3. COMPANY FORMATION
d. Government Filings
Articles
The next step is to file the paperwork to create the company in its place of domicile. This usually involves filing “articles”. In Delaware, the articles are called "certificates".
The articles comprise the primary governing document of a company. The articles contain basic information about the company, such as its name, purpose, officers, directors, and agent for service of process. The document may also address additional matters such as transfer limitations, dissolution events, agent authority, indemnification rights, liability limitations, and the preferential rights of investors to distributions.
You may amend the articles at any time, except as limited by applicable law, agreements, and the articles themselves. Amended articles must be filed with the state.
Registration
If you organize your company in a “foreign” jurisdiction such as Delaware, you will then need to register the company in California. You may also need to register your company in other jurisdictions where it transacts intrastate (as opposed to "interstate") business.

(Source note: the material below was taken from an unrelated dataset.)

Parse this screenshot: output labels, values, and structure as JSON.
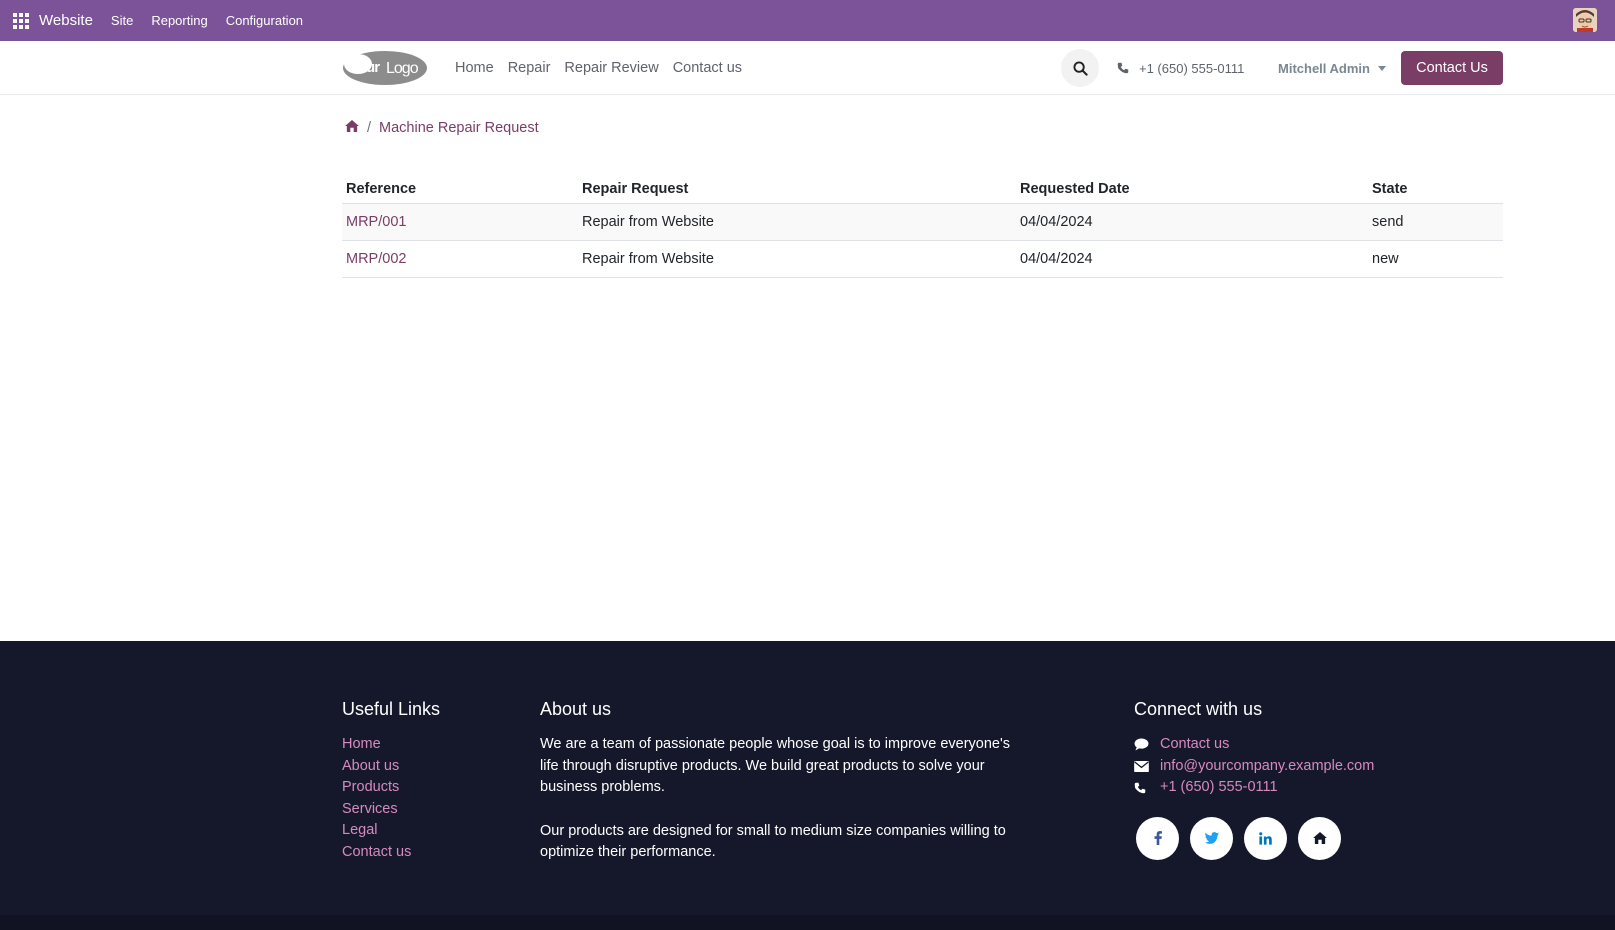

Failure to register may result in government fines and the suspension of business privileges. For example, a company may be prohibited from filing a lawsuit in state court.
Additional Documents
California and Delaware do not require the filing of bylaws, shareholders' agreements, LLC operating agreements, or limited partnership agreements. However, you may wish to file such documents in order to put third parties on notice of limitations contained in them. In addition, states other than California and Delaware may require such filings.
States typically require the filing of periodic reports. For example, California requires corporations and LLC's to file a “Statement of Information” within 90 days after filing the articles. After the first year, companies must file a Statement of Information on an annual basis if a corporation, or bi-annually (every two years) if an LLC. Delaware does not require corporations or LLC's to file a periodic report.
If your company issues securities to investors, you may need to file additional documents with state and federal agencies in connection with the securities offerings.
Licenses and Permits
Your company must obtain licenses and permits as required by law. For example, a motion picture production company in Los Angeles might need the following:
• city business license
• construction permit
• burglar alarm permit
• fire alarm permit
• land use permit
• zoning approval
• motion picture permit
In addition, the individual officers and employees of your company may need occupational or professional licenses.
All licenses and permits require the filing of applications with government agencies. Usually, a company must wait for the licenses and permits before doing business. Thus, you should apply as early as practicable.
Fictitious Name
Some companies do business under fictitious names (DBA's) that differ from the names in their articles. ("DBA" stands for “doing business as”.)
State and local agencies may impose filing and publishing requirements on companies using fictitious names. For example, companies in California must comply with the following:
• file the DBA with the county clerk in the county of the principal place of business
• maybe file the DBA in other counties where the company does business
• publish the DBA once a week for four consecutive weeks in an approved newspaper
• file an affidavit of publication with the county clerk(s) within 30 days
These requirements do not apply to companies doing business under the names contained in their articles.